Soon however, the siren song of Haagen Dazs was heard throughout the land. Their ice cream was better, richer and more imaginative, said Jay. He was never going back to Baskin Robbins. Vanilla Swiss Almond, Amaretto Almond Crunch and Rum Raisin were fine for me. But my husband found his true love and stuck to it. At first it was Macadamia Nut ice cream, and then they introduced Macadamia Brittle, the King of ice creams, according to Jay. There was one drawback. If we arrived at a Haagen Dazs shop or a supermarket where they didn’t stock one of those macadamia flavors, language ensued. And it was becoming clear, as the years went by, that macadamia nut ice creams were becoming harder to find – something to do with the macadamia crop in Hawaii becoming too expensive. But Jay was not despondent for too long.
We bought a little House in New Hampshire, and the local ice cream there, was, of course, Ben & Jerry’s. I approved of this ice cream, made by a couple of hippies who were obviously stoned when they came up with flavors like Cherry Garcia, Wavy Gravy and Phish Food. Jay was happy again – even when they retired one flavor, there was always another coming along the conveyor belt. So Southern Pecan Pie was followed by Rainforest Crunch and then Karamel Sutra. For me it was always Coffee Heath Bar Crunch, even though they had to call it Coffee Toffee Crunch for a while (for legal reasons, I think).

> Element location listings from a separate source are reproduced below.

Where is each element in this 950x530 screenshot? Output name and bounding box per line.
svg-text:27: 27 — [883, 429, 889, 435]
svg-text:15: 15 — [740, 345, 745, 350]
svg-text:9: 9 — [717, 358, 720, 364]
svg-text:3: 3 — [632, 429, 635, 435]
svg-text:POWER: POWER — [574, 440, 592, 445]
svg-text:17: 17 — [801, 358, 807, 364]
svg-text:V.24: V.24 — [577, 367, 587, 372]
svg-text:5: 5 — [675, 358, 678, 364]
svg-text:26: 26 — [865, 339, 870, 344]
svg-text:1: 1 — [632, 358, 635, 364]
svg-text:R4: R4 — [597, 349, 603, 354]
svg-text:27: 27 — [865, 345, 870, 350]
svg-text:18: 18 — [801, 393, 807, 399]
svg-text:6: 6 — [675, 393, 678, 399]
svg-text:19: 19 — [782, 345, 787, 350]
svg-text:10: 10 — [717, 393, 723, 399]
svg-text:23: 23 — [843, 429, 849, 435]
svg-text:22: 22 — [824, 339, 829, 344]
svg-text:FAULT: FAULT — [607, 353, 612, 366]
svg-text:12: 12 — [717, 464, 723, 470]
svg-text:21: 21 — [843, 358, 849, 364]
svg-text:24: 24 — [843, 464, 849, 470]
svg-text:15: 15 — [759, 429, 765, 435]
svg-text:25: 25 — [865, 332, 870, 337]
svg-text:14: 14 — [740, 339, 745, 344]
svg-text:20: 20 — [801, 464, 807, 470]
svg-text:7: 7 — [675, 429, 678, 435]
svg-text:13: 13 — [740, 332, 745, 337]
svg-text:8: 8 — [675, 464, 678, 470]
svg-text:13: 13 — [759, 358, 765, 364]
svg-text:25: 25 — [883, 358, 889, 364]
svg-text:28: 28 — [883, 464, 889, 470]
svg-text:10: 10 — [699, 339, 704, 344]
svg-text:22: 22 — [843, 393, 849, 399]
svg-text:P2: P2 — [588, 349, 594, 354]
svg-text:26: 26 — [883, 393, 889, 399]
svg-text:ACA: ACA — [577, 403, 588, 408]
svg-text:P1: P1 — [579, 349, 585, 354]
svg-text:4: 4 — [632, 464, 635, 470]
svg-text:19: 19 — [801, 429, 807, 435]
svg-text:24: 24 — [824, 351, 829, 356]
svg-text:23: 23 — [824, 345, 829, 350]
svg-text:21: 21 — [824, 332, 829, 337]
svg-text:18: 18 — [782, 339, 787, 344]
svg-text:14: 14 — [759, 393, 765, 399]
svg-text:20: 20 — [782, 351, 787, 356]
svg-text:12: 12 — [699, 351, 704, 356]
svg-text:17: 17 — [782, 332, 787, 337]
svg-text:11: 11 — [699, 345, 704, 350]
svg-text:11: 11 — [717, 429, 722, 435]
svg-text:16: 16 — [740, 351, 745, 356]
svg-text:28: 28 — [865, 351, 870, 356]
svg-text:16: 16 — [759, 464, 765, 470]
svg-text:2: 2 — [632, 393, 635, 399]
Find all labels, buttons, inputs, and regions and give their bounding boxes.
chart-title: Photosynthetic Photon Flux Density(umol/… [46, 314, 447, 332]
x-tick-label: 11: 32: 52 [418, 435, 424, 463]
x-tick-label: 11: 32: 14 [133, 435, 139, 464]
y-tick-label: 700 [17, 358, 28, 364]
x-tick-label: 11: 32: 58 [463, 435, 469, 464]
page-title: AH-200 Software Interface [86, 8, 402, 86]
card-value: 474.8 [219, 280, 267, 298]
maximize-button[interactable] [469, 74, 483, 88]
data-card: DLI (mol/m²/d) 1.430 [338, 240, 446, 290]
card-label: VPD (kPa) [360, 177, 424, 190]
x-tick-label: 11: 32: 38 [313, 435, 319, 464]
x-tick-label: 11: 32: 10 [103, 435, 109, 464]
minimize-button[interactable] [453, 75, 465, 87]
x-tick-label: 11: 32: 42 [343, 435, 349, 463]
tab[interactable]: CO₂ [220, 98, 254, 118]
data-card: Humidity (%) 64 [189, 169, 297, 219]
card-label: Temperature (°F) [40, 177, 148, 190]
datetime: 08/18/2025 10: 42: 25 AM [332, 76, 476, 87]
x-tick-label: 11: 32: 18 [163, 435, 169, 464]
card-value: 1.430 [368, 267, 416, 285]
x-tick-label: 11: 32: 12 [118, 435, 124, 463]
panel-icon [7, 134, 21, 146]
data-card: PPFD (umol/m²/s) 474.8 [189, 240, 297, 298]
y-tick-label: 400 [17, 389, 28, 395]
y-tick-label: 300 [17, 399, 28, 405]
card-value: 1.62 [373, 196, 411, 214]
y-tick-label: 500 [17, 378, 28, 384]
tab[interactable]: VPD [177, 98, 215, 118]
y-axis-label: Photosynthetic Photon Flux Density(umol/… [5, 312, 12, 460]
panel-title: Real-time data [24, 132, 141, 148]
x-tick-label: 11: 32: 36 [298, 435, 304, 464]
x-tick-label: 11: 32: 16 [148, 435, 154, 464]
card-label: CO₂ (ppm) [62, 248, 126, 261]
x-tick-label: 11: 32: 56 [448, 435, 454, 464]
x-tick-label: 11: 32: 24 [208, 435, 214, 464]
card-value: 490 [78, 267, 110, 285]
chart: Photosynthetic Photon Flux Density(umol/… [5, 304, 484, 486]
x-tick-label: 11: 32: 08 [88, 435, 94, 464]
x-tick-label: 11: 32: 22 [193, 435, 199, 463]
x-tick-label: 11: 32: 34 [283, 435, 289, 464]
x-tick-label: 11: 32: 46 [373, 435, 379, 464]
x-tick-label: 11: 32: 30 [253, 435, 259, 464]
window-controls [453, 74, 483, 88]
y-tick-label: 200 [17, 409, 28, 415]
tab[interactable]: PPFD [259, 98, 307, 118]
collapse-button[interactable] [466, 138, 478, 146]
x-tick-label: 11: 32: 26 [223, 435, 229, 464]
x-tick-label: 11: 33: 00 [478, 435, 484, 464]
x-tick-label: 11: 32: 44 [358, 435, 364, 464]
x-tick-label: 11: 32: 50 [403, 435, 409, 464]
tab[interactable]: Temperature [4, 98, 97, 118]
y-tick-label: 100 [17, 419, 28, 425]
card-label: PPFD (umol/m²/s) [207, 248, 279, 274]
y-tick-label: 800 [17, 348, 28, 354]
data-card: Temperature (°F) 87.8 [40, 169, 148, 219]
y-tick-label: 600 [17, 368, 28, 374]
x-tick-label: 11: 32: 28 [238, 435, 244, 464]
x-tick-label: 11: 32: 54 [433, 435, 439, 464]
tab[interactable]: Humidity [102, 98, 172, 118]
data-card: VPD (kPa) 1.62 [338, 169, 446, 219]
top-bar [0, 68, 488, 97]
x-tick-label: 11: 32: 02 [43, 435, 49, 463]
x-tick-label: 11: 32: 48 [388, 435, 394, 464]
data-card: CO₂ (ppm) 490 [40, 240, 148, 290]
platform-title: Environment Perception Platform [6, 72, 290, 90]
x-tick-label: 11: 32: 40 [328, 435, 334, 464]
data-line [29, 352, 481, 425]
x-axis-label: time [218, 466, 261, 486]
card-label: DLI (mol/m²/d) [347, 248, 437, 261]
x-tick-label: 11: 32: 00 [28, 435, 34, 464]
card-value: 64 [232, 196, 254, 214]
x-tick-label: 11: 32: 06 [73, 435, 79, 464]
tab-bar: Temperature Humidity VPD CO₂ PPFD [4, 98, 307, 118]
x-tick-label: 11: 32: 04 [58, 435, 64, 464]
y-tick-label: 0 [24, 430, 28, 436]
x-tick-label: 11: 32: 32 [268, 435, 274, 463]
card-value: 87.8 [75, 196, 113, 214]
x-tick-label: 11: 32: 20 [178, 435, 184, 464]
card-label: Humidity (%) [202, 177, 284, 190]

Then tragedy struck. The little ice cream parlor in our town stopped serving Ben & Jerry’s. They still sold ice cream, but it just didn’t have the oomph that Jay needed. Until last summer. Suddenly, he discovered the Walpole Creamery and their Caramel Cashew Chip. We were driving along in the middle of farm country after picking blueberries nearby, and suddenly Jay swerved off the road. He’d seen a sign, he said. I thought maybe he’d had some sort of epiphany, but the sign turned out to be a modest cutout of an ice cream cone. “We deserve a reward for picking all those blueberries,” he said. And he’s been going back ever since. (The blueberries have long since stopped being an excuse.)
“This is, hands down, the best ice cream ever,” he announced recently, with the air of a man who would never stoop so low as Ben & Jerry’s again. I sometimes wonder, rather uncharitably, whether the fact that their small cone appears to contain 7 scoops of ice cream has something to do with Jay’s devotion…
Being a bit older now and, he assures me, much wiser, Jay now has a backup plan in the event that the Walpole creamery ice cream is not available. Only 20 miles away, he knows a little spot called the Scoop, where he swears the ice cream is the best ever.
I, on the other hand, don’t worry about finding the perfect ice cream for myself. Jay may mock, but dear old Haagen Dazs has finally produced a coffee ice cream which comes in small paper cups, with a little plastic spoon to eat it with. That’s what I love about ice cream – some things never change.